Fighting The Hydra
An introduction
Most of us spend our time focused on the visible drama of the world: the arguments, the personalities, and the scandals that dominate the news. We argue about the actors on the stage of life while rarely asking who wrote the script or benefits from keeping the audience fixated on the performance. We see the puppets clearly enough, but we rarely see the strings, and almost never the hands that pull them. This is what I will be exploring in a series of posts in the coming weeks and months as I develop my thoughts on the issue of what I call the Hydras: The systems of power that we (as humanity) have created as a result of our inherent human nature and needs, and how these systems inevitably drift from their original useful purposes and end up controlling us rather than helping us.

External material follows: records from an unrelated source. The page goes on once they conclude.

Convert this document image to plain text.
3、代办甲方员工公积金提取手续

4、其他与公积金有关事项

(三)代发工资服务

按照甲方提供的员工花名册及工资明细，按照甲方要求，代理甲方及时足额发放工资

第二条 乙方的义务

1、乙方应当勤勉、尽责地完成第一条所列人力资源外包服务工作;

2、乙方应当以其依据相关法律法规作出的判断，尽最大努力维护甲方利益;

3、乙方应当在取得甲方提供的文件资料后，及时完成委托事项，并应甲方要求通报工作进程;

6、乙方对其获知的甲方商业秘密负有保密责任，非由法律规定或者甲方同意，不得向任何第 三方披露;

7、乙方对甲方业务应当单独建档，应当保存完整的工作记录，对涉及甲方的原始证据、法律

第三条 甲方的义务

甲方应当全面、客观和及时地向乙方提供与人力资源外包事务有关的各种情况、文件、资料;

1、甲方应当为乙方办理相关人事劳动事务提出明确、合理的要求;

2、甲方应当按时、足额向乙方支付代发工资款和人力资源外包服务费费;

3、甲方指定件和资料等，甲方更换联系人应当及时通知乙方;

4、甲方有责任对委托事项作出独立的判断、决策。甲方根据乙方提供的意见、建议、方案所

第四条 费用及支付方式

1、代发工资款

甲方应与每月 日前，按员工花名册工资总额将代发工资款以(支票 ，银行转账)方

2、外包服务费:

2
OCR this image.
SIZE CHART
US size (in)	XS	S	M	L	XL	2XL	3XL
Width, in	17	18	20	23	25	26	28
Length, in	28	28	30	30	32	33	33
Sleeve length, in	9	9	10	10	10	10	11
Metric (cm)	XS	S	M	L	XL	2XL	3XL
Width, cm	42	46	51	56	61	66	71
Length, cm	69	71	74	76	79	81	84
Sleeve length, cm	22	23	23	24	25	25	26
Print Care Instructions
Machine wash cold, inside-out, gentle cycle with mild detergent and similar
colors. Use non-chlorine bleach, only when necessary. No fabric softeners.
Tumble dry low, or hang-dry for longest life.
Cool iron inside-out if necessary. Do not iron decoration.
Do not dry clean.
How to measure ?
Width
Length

I believe the stress and chaotic events around us have increased exponentially because the systems that shape modern life have themselves grown in scale, speed, and reach, making their effects more frequent, more intense, and harder to escape. Convenience has removed many of the pressures that once forced people to think seriously about survival, responsibility, and moral tradeoffs. The pace of change today leaves little time for reflection, and endless sources of distraction fill the gaps that silence and thought may once have occupied.
Little more than a century ago, much of daily life still revolved around staying alive, securing food, maintaining family and community, and navigating immediate physical risks, even here in the US. Today, for those in developed societies, survival has largely been abstracted away, replaced by an endless search for meaning, identity, and stimulation. At the same time, it is worth remembering that for much of the world, survival has never stopped being the central concern, which creates a widening gap in perspective that itself becomes a source of tension and conflict.
When morality is replaced by slogans and our attention fragments, people tend to fight over what they can see. They blame leaders, parties, corporations, or cultural groups, often with great passion and certainty, just as is being played out in the news daily. Sometimes these criticisms are legitimate, but often they are just fighting the symptoms rather than the causes.
Systems, by their nature, are harder to notice than individuals. They do not announce themselves, they normalize gradually, and they persist even when personnel changes. If we attack at the wrong level, focusing on people instead of structures, we exhaust ourselves without changing much of anything. What reform that is achieved is often shallow and short-lived, and is all too subject to change or reversal. Meet the new boss, just like the old boss.
In the coming posts, I will be exploring and expanding my thoughts on the topic of the hidden forces that control our lives. What they are, where they came from and why they persist. Like fish who cannot see the water they swim in, we are also largely blind to these forces until someone points them out to us. This is what I hope to do, for both you and me, in this series.